トヨタ車を買うのはやめようというのは、ワシントン・ポスト紙のコラムニスト、ダナ・ミルバンクさんです(Drive the all-new Toyota Paranoia, Official Car of the Jan. 6 Insurrection. Opinion by Dana Milbank, July 7, 2021, The Washington Post)。
へえ、トヨタってそんなにトランプ共和党が好きなんだ。
と思って読んだら、そうでもない事情がわかってきました。

暴動議員、というのは、去年の大統領選挙はインチキだ、不正だというアメリカ議会の共和党議員147人です。バイデン氏の大統領選出に反対票を投じただけでなく、議会をトランプ支持の暴徒が襲撃したのも当然としている。だから暴動議員、民主主義を否定する政治家とミルバンクさんは断定しています。

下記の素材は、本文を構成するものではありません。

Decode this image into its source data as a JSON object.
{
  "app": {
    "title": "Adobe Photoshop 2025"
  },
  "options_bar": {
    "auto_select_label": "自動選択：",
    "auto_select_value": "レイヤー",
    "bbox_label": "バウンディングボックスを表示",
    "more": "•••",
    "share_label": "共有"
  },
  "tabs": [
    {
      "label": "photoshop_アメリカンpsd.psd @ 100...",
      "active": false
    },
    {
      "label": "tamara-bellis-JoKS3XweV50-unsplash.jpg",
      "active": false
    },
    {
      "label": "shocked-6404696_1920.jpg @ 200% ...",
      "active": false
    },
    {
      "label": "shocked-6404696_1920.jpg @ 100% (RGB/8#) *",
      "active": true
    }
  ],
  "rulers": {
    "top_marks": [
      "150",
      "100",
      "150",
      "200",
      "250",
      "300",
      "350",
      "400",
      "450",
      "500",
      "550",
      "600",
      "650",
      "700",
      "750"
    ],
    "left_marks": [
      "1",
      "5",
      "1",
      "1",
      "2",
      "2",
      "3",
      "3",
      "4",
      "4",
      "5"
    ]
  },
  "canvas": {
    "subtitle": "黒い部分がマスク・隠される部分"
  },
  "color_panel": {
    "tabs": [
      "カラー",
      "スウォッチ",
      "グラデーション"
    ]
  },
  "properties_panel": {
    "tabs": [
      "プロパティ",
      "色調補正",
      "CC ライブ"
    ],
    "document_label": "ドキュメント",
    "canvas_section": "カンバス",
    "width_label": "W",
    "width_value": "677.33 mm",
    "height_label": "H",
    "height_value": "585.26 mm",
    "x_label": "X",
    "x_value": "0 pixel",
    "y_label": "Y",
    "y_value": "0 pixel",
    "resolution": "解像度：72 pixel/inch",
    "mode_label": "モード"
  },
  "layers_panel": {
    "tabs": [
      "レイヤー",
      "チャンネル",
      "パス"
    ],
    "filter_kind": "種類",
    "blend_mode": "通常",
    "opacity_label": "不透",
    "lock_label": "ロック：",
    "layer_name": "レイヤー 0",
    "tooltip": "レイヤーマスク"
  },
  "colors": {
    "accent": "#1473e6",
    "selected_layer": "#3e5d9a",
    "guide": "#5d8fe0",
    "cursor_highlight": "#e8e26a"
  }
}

一時は、そういう政治家への政治献金が止まりました。でも混乱から半年たち、金の流れが復活しています。その動きをまとめた民間団体「CREW」のレポートをもとに、ミルバンクさんはいっています。
「多くの企業は当初の約束通り、こうした政治家への献金を控えてきた。ところが突出している企業がある。トヨタだ」

政治献金レポートの一部
たしかに、レポートによればトヨタは38議員に5万6千ドル、500万円あまりを献金している。でも金額的にはボーイングの21万ドルやウォルマートの6万ドルほどではない。問題はその献金のしかたでしょう。

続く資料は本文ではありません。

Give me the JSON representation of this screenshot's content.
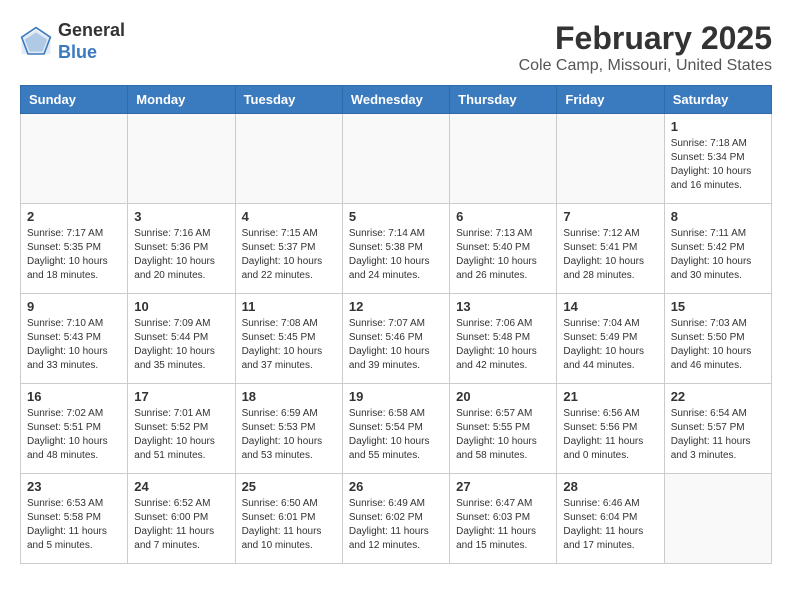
{
  "header": {
    "logo_line1": "General",
    "logo_line2": "Blue",
    "title": "February 2025",
    "subtitle": "Cole Camp, Missouri, United States"
  },
  "weekdays": [
    "Sunday",
    "Monday",
    "Tuesday",
    "Wednesday",
    "Thursday",
    "Friday",
    "Saturday"
  ],
  "weeks": [
    [
      {
        "day": "",
        "info": ""
      },
      {
        "day": "",
        "info": ""
      },
      {
        "day": "",
        "info": ""
      },
      {
        "day": "",
        "info": ""
      },
      {
        "day": "",
        "info": ""
      },
      {
        "day": "",
        "info": ""
      },
      {
        "day": "1",
        "info": "Sunrise: 7:18 AM\nSunset: 5:34 PM\nDaylight: 10 hours\nand 16 minutes."
      }
    ],
    [
      {
        "day": "2",
        "info": "Sunrise: 7:17 AM\nSunset: 5:35 PM\nDaylight: 10 hours\nand 18 minutes."
      },
      {
        "day": "3",
        "info": "Sunrise: 7:16 AM\nSunset: 5:36 PM\nDaylight: 10 hours\nand 20 minutes."
      },
      {
        "day": "4",
        "info": "Sunrise: 7:15 AM\nSunset: 5:37 PM\nDaylight: 10 hours\nand 22 minutes."
      },
      {
        "day": "5",
        "info": "Sunrise: 7:14 AM\nSunset: 5:38 PM\nDaylight: 10 hours\nand 24 minutes."
      },
      {
        "day": "6",
        "info": "Sunrise: 7:13 AM\nSunset: 5:40 PM\nDaylight: 10 hours\nand 26 minutes."
      },
      {
        "day": "7",
        "info": "Sunrise: 7:12 AM\nSunset: 5:41 PM\nDaylight: 10 hours\nand 28 minutes."
      },
      {
        "day": "8",
        "info": "Sunrise: 7:11 AM\nSunset: 5:42 PM\nDaylight: 10 hours\nand 30 minutes."
      }
    ],
    [
      {
        "day": "9",
        "info": "Sunrise: 7:10 AM\nSunset: 5:43 PM\nDaylight: 10 hours\nand 33 minutes."
      },
      {
        "day": "10",
        "info": "Sunrise: 7:09 AM\nSunset: 5:44 PM\nDaylight: 10 hours\nand 35 minutes."
      },
      {
        "day": "11",
        "info": "Sunrise: 7:08 AM\nSunset: 5:45 PM\nDaylight: 10 hours\nand 37 minutes."
      },
      {
        "day": "12",
        "info": "Sunrise: 7:07 AM\nSunset: 5:46 PM\nDaylight: 10 hours\nand 39 minutes."
      },
      {
        "day": "13",
        "info": "Sunrise: 7:06 AM\nSunset: 5:48 PM\nDaylight: 10 hours\nand 42 minutes."
      },
      {
        "day": "14",
        "info": "Sunrise: 7:04 AM\nSunset: 5:49 PM\nDaylight: 10 hours\nand 44 minutes."
      },
      {
        "day": "15",
        "info": "Sunrise: 7:03 AM\nSunset: 5:50 PM\nDaylight: 10 hours\nand 46 minutes."
      }
    ],
    [
      {
        "day": "16",
        "info": "Sunrise: 7:02 AM\nSunset: 5:51 PM\nDaylight: 10 hours\nand 48 minutes."
      },
      {
        "day": "17",
        "info": "Sunrise: 7:01 AM\nSunset: 5:52 PM\nDaylight: 10 hours\nand 51 minutes."
      },
      {
        "day": "18",
        "info": "Sunrise: 6:59 AM\nSunset: 5:53 PM\nDaylight: 10 hours\nand 53 minutes."
      },
      {
        "day": "19",
        "info": "Sunrise: 6:58 AM\nSunset: 5:54 PM\nDaylight: 10 hours\nand 55 minutes."
      },
      {
        "day": "20",
        "info": "Sunrise: 6:57 AM\nSunset: 5:55 PM\nDaylight: 10 hours\nand 58 minutes."
      },
      {
        "day": "21",
        "info": "Sunrise: 6:56 AM\nSunset: 5:56 PM\nDaylight: 11 hours\nand 0 minutes."
      },
      {
        "day": "22",
        "info": "Sunrise: 6:54 AM\nSunset: 5:57 PM\nDaylight: 11 hours\nand 3 minutes."
      }
    ],
    [
      {
        "day": "23",
        "info": "Sunrise: 6:53 AM\nSunset: 5:58 PM\nDaylight: 11 hours\nand 5 minutes."
      },
      {
        "day": "24",
        "info": "Sunrise: 6:52 AM\nSunset: 6:00 PM\nDaylight: 11 hours\nand 7 minutes."
      },
      {
        "day": "25",
        "info": "Sunrise: 6:50 AM\nSunset: 6:01 PM\nDaylight: 11 hours\nand 10 minutes."
      },
      {
        "day": "26",
        "info": "Sunrise: 6:49 AM\nSunset: 6:02 PM\nDaylight: 11 hours\nand 12 minutes."
      },
      {
        "day": "27",
        "info": "Sunrise: 6:47 AM\nSunset: 6:03 PM\nDaylight: 11 hours\nand 15 minutes."
      },
      {
        "day": "28",
        "info": "Sunrise: 6:46 AM\nSunset: 6:04 PM\nDaylight: 11 hours\nand 17 minutes."
      },
      {
        "day": "",
        "info": ""
      }
    ]
  ]
}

ボーイングは一時「暴動議員」への献金をやめていた。でもトヨタはやめなかった。ウォルマートの献金先は議員2人だのに、トヨタは38人。突出して「広く薄く」です。

問い合わせにトヨタ広報が答えています。
「自動車産業と当社にとって重要な問題への取り組みに応じて、先生方を支持しております」
たぶんここでミルバンクさんは「おいおい、ばかにするなよ」と反発したのでしょう。問われているのは憲法の、民主主義の理念だろ。それを1企業、業界の問題にするなよと。
んな、無理いわれたって、とトヨタはいうかもしれない。でも。
広く薄く、まんべんなく。政治的主張はしない。あたりさわりなく。
ほんとに槍玉にあがったのは、この態度なんだろうとぼくは見ています。